Marisa Pérez Domínguez
Instituto Mora

En revista BiCentenario, el ayer y hoy de México, núm. 69.

El 31 de marzo de 1908 el periódico El Imparcial de la ciudad de México dio a conocer la noticia del fallecimiento del arzobispo de México, Próspero María Alarcón y Sánchez de la Barquera. En la primera plana del rotativo se informaba extensamente de la larga trayectoria eclesiástica del difunto, la prolongada agonía que padeció, así como la profunda tristeza que este acontecimiento causaba en la feligresía católica. Sin embargo, lo que más se destacó en la crónica fue la inédita asistencia del medio informativo a la “toilette suprema” del prelado, noticia que venía acompañada de sendas fotografías de la labor ejecutada por los facultativos en el proceso de embalsamamiento y la exposición del cuerpo en el salón del trono. Asimismo, se dio seguimiento sobre quién lo sucedería en el cargo.

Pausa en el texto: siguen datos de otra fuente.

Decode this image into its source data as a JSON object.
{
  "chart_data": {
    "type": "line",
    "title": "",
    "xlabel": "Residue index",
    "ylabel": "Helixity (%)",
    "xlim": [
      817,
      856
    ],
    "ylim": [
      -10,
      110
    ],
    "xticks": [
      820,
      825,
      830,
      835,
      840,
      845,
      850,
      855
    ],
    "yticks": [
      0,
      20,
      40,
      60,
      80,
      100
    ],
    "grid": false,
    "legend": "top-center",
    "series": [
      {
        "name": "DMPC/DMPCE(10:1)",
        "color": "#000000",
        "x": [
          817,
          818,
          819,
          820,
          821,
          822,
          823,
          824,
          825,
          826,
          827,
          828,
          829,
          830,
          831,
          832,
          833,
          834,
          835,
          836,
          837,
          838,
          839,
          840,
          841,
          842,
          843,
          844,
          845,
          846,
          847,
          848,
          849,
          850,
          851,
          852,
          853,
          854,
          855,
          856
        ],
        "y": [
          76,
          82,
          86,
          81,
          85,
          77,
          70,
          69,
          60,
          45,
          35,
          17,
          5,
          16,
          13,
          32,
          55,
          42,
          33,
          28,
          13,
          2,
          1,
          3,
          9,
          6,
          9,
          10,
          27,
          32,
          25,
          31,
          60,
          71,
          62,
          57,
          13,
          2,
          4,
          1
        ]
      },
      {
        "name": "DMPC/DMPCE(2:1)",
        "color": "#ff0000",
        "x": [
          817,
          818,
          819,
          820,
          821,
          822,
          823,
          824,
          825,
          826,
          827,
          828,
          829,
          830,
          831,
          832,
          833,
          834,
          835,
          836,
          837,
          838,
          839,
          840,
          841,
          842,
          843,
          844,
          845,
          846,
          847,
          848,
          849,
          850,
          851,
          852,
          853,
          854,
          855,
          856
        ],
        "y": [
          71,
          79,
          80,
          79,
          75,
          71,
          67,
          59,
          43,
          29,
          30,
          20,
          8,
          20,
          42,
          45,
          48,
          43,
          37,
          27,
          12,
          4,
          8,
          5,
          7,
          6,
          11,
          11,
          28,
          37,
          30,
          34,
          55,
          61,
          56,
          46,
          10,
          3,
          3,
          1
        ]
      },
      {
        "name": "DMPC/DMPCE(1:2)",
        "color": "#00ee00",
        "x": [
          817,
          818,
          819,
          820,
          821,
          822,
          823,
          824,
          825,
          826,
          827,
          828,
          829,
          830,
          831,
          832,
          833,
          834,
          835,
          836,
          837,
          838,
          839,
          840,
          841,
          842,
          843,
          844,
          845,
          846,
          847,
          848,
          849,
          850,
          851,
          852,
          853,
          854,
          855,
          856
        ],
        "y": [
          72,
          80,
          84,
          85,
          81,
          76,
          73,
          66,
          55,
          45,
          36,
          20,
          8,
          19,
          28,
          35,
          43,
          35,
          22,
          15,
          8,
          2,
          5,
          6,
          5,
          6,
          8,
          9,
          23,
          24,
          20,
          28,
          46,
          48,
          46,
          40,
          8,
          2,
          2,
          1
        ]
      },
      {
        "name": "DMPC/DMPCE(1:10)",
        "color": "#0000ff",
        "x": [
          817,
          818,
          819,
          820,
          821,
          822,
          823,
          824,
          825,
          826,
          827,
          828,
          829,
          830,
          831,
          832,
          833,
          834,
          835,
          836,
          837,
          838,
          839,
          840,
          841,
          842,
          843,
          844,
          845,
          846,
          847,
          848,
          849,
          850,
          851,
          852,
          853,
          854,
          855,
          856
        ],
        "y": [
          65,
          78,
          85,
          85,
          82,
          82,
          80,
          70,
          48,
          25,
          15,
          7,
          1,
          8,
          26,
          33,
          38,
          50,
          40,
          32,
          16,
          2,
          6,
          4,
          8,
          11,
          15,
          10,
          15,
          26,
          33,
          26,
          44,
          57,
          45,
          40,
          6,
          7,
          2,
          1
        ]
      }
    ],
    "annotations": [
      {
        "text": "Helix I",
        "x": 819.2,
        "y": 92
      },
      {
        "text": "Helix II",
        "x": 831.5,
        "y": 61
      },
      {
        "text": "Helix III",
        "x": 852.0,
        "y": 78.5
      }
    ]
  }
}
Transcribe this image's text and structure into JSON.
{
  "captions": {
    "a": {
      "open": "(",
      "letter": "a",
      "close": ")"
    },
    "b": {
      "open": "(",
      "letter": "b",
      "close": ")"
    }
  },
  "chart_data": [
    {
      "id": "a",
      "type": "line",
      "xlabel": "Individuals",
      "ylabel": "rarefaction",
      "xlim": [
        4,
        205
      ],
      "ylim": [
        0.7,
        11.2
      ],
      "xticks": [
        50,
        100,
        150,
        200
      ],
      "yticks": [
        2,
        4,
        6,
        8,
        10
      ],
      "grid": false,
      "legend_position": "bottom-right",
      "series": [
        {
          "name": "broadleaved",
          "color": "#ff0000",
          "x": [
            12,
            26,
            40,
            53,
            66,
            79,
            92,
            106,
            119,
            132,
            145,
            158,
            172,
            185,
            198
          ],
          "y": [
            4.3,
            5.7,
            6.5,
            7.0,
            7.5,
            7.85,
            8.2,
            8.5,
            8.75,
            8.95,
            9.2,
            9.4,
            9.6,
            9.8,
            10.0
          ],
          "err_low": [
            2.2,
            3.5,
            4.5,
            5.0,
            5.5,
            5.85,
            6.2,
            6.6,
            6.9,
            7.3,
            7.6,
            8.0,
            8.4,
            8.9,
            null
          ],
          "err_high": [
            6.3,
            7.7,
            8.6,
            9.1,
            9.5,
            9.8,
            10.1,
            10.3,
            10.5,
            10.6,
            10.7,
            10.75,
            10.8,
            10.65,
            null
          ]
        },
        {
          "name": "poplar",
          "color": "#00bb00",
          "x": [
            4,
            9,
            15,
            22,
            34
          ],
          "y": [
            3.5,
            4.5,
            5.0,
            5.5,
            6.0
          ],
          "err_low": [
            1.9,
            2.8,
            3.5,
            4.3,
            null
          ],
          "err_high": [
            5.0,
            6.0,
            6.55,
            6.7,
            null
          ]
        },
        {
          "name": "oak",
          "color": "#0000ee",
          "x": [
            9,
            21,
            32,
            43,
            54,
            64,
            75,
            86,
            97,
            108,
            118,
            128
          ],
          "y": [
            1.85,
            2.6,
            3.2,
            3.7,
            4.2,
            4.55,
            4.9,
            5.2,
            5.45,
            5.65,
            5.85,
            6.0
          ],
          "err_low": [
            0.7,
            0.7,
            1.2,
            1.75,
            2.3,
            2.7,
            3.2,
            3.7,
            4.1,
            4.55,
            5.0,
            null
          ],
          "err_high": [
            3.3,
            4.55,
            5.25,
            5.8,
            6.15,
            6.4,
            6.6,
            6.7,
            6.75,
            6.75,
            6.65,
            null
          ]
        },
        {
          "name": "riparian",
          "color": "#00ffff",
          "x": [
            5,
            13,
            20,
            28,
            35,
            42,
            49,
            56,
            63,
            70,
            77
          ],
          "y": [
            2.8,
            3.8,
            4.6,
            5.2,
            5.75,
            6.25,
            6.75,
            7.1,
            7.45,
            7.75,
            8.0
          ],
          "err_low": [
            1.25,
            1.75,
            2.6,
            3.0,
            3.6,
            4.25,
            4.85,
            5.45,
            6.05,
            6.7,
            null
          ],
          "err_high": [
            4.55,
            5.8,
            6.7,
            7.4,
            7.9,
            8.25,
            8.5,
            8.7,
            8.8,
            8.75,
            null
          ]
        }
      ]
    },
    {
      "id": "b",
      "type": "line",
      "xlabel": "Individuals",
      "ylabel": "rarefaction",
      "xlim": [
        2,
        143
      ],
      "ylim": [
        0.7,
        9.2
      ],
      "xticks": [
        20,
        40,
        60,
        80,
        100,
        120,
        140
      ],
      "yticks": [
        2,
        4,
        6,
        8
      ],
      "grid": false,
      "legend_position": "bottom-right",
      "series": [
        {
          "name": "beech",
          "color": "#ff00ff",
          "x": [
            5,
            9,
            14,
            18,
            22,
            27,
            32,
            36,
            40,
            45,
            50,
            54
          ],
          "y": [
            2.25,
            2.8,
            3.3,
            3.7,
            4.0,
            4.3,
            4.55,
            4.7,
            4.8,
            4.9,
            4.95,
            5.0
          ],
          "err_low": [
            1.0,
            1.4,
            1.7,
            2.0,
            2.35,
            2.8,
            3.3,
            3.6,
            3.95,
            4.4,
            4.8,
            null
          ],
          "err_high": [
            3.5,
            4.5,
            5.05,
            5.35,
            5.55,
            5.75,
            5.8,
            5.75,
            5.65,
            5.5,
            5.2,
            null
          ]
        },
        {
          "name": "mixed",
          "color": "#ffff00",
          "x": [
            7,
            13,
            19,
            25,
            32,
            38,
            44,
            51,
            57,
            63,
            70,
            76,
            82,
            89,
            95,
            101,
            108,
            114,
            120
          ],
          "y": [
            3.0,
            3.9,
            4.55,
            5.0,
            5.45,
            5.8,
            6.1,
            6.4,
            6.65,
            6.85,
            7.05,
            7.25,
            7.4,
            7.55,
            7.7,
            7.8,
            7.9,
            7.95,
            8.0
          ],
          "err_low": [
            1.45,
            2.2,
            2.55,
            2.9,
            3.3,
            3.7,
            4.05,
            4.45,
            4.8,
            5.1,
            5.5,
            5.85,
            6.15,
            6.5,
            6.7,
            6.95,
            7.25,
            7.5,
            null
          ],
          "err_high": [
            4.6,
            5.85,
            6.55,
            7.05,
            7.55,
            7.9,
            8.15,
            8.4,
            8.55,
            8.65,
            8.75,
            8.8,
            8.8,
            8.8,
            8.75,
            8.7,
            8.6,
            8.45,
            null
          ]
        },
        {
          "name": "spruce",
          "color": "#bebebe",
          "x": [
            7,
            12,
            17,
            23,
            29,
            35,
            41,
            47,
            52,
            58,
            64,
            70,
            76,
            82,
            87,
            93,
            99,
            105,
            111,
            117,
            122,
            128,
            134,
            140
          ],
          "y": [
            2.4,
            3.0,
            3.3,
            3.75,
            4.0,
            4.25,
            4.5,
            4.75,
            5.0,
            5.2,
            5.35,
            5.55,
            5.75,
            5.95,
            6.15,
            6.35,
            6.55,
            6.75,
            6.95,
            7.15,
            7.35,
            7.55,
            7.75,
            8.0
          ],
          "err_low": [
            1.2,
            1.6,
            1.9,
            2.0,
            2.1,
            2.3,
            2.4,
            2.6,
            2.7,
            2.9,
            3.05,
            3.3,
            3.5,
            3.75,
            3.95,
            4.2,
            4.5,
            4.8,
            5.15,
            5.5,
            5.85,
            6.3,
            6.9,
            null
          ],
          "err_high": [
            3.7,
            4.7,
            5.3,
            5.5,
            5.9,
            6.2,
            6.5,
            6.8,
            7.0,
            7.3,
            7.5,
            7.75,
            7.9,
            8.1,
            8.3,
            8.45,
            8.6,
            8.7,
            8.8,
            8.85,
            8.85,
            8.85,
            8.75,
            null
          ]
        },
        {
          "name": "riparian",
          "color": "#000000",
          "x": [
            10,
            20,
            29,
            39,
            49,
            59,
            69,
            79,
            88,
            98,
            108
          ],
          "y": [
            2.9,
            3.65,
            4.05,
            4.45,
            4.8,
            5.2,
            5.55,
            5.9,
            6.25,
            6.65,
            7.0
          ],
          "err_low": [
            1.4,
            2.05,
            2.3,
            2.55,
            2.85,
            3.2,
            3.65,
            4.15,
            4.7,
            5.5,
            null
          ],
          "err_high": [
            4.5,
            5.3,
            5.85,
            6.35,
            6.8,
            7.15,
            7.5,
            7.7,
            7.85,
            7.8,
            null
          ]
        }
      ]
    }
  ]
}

Illmo. Sr. Dr. Don Próspero María Alarcón y Sánchez de la Barquera, Arzobispo de México, fotografía en El Mundo Ilustrado, 22 de marzo de 1908. Colección particular.

En virtud de la importancia que revistió el acontecimiento y con base en las minuciosas crónicas publicadas por el oficialista periódico de Rafael Reyes Espíndola, referiremos los hechos registrados que pusieron a la Iglesia mexicana de duelo, lo minucioso del proceso para hacer del cuerpo del prelado algo digno de los avances científicos en México, así como las interrogantes sobre quién sería el sucesor.

Luto

En los últimos días de marzo de 1908, los templos de la capital del país elevaron sus plegarias por la delicada salud del arzobispo de México. Como muestra de respeto y consideración, la prensa capitalina comunicó que en el teatro en donde actuaba la compañía de ópera decidió suspender la representación de “Aída”, ejemplo que fue seguido por las demás empresas que ejecutaban funciones en esos días de cuaresma.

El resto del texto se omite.